Ion Switching Challenge

Subhankar Halder
3 min readMar 3, 2020

During my time at the university, my roommate would often take me to his research lab. He was a graduate student at the Department of Computational Biology and frequently spent the nights working on his protein design experiments. His work involved designing proteins to change the behavior of ion channels.

Ion Channels act like gatekeepers — restricting and granting access to electrically charged particles called ions to pass through a channel pore. Ion Channels are an integral part of all humans and a detailed study could help us develop pharmaceutical products for various diseases.

When Kaggle started the Ion Switching Challenge, I recalled my days at my roommate’s lab and decided to take a shot at the competition. The challenge is to predict number of open channels based on signal data.

Dataset

The dataset for this competition is not complicated. Here’s a snapshot of the training data:

Train Data Snapshot

So, we just have three columns: time, signal and open_channels. We do have a lot of rows.

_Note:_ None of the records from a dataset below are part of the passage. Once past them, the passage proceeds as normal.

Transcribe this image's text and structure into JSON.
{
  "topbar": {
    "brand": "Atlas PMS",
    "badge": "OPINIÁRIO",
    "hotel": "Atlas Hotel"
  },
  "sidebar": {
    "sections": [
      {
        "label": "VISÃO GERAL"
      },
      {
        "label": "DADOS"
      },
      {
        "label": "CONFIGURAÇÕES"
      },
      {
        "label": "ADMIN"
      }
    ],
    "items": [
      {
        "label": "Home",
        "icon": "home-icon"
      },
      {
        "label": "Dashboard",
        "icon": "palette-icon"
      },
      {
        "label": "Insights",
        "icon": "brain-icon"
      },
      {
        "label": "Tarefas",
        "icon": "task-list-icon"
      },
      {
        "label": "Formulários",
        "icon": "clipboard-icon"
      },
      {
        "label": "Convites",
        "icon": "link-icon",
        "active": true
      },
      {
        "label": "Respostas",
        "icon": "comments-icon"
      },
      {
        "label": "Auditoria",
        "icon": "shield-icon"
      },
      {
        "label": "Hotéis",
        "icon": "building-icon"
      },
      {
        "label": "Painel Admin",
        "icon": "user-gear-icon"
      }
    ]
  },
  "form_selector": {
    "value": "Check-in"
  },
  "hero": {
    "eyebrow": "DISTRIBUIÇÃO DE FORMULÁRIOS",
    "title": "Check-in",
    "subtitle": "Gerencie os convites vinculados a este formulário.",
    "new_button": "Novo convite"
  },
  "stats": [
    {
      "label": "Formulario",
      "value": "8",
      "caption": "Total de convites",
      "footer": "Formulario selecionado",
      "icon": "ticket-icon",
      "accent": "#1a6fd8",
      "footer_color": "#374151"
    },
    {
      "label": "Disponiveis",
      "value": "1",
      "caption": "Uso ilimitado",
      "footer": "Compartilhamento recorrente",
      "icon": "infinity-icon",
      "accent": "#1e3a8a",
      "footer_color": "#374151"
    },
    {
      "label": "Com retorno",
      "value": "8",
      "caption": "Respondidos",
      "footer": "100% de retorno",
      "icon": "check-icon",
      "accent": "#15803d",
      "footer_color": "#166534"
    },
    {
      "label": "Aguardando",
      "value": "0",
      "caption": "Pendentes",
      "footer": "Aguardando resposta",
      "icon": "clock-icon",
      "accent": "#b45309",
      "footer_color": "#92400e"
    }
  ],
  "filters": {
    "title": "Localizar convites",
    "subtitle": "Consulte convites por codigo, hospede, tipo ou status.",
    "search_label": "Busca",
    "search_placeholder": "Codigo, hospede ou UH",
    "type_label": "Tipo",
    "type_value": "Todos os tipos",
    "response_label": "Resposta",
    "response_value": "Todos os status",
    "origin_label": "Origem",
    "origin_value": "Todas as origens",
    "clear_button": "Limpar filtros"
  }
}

Here’s a count of open channels in the training set:

In this competition, we need to predict the number of open channels for the signal and time data. Here’s a snapshot of the test data:

Test Data Snapshot

LightGBM + XGBoost + CatBoost

My initial plan was to use XGBoost as a solution to this competition problem. Boosting algorithms usually does well for this kind of data. However, one of the Kagglers shared a kernel that ensembled LightGBM, XGBoost and CatBoost all together. I implemented the shared kernel and got a better score than my single XGBoost model.

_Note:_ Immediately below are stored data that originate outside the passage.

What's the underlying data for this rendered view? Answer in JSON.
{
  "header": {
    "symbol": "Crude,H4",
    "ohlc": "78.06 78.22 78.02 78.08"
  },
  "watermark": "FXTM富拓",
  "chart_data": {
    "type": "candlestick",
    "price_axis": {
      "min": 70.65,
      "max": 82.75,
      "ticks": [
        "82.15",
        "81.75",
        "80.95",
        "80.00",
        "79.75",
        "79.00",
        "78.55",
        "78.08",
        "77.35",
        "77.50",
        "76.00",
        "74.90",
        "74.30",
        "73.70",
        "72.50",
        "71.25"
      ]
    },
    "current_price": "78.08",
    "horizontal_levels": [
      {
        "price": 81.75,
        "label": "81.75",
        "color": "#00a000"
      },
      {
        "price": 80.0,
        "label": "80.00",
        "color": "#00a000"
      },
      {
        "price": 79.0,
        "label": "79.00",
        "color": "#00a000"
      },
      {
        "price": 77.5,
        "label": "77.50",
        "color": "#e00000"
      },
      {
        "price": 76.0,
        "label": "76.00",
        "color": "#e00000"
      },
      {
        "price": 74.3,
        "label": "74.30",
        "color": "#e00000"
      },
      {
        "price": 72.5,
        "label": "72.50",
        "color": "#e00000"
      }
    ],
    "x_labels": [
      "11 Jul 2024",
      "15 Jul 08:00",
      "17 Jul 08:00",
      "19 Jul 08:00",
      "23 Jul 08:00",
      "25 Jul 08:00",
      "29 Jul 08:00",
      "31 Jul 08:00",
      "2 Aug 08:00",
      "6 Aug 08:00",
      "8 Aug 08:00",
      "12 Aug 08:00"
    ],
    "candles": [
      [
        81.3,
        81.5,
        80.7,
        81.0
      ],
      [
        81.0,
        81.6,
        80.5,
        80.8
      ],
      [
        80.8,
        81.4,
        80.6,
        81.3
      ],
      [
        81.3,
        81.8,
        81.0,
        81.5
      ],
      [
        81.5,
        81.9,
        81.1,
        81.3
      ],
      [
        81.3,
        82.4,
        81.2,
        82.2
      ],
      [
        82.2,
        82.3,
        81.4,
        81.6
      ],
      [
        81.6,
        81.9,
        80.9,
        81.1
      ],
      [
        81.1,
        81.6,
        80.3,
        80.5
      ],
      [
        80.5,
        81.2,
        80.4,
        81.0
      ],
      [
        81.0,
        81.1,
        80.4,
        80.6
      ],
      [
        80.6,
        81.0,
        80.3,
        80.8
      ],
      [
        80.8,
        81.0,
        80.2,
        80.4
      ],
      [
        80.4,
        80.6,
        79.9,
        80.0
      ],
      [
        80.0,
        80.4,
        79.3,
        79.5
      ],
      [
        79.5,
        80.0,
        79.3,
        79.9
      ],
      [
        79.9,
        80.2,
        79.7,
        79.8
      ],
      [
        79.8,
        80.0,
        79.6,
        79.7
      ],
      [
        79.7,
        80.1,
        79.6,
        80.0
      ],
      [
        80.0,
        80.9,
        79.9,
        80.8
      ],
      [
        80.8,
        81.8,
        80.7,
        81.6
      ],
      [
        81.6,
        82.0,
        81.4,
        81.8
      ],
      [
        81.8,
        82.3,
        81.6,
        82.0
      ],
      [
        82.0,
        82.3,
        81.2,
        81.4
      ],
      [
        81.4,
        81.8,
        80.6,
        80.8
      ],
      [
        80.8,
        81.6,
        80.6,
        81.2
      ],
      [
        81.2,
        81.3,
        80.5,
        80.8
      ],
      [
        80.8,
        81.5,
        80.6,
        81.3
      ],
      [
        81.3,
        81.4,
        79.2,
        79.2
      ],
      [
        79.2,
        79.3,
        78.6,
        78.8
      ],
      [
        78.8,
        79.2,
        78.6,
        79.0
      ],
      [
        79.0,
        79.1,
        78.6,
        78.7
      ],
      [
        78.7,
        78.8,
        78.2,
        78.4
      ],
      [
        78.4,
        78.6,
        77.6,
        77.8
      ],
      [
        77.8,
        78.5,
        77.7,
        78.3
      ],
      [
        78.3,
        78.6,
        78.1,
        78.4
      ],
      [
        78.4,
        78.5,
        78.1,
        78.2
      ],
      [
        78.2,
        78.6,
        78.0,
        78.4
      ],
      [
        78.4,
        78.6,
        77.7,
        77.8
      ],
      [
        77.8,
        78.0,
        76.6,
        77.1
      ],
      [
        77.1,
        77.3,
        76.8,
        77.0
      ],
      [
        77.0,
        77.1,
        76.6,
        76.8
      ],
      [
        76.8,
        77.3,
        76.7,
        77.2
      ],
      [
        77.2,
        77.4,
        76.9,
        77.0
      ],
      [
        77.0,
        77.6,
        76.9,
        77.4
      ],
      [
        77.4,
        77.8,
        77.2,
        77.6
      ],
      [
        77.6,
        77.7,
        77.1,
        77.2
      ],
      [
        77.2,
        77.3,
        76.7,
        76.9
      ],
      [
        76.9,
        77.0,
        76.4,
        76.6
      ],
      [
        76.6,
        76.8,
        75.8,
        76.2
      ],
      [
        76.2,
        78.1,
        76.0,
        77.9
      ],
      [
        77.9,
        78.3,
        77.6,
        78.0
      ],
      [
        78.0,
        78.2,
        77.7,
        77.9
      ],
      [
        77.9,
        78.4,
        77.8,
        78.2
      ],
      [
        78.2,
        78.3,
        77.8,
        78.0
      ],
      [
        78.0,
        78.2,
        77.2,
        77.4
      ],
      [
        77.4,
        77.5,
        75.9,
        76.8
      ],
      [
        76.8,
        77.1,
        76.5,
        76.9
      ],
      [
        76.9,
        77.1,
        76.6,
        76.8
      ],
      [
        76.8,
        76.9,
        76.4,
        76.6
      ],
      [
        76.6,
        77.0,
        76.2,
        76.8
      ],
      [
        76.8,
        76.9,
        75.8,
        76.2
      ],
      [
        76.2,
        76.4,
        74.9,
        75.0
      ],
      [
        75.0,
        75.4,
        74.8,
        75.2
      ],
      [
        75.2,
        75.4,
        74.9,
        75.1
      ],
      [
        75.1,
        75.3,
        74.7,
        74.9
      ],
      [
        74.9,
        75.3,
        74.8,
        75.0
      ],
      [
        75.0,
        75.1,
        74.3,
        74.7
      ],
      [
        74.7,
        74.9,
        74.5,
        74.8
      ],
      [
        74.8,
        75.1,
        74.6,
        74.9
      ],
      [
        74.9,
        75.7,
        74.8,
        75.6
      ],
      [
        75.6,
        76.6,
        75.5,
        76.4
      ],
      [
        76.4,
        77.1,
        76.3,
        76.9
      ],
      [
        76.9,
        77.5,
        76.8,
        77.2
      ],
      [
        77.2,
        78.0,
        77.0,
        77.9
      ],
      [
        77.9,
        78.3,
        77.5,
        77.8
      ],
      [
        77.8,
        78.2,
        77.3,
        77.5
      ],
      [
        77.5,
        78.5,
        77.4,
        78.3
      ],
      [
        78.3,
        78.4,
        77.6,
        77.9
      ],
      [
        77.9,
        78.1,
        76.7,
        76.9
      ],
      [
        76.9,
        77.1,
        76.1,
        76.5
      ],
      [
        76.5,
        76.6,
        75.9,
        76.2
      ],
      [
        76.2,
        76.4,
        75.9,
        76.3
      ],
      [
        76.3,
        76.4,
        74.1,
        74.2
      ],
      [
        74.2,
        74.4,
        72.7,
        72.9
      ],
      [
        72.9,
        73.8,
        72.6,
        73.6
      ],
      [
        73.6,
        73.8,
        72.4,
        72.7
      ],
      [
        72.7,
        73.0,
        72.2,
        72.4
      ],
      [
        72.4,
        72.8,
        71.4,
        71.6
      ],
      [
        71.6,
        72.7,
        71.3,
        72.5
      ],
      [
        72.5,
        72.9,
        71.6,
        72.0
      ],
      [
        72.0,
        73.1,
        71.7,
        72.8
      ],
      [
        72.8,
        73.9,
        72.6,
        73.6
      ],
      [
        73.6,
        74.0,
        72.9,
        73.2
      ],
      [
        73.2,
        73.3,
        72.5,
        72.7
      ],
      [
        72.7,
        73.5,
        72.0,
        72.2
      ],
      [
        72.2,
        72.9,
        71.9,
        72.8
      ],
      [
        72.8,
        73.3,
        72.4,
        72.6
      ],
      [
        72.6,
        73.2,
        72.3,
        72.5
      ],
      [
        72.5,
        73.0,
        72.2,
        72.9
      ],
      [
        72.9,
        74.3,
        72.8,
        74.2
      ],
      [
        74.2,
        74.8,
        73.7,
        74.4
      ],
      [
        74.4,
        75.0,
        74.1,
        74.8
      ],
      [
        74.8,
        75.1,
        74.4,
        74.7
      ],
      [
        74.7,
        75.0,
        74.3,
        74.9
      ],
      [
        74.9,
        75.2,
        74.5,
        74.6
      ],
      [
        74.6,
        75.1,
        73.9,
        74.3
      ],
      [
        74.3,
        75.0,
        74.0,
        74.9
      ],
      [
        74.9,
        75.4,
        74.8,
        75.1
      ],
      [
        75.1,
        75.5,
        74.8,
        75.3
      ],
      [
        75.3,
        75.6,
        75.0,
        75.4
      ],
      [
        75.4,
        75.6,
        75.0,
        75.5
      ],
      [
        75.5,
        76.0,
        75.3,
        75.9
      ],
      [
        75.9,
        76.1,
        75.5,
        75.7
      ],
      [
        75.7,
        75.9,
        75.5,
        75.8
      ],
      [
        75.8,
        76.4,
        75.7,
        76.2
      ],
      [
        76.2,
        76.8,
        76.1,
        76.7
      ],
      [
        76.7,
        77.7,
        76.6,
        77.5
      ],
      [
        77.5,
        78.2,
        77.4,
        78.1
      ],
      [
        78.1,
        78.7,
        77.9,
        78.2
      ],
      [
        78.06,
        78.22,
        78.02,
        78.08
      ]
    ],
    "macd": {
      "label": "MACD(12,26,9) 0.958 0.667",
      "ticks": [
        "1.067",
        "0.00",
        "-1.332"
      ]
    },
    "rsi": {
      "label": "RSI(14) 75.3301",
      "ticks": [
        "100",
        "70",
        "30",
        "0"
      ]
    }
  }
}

I found some Kagglers using UNet to make channel predictions and I was quite taken aback. To my knowledge, UNet is usually used to segment images. This was the first time I saw an image neural network being used to predict structured data.

I asked this question on the Kaggle discussion forums as to how such networks are being used to predict ion channel data. The host of the competition replied that images are just data — so one could arrange the data of this competition in the form of an image array and make predictions. And it struck me that he was right! Neural networks make predictions on array data. I was like, “Of course! Why didn’t I think of this? I am so dumb!”

These are still early days for the competition. I am thinking of implementing CNNs, time series models and LSTMs in the future. Wish me luck!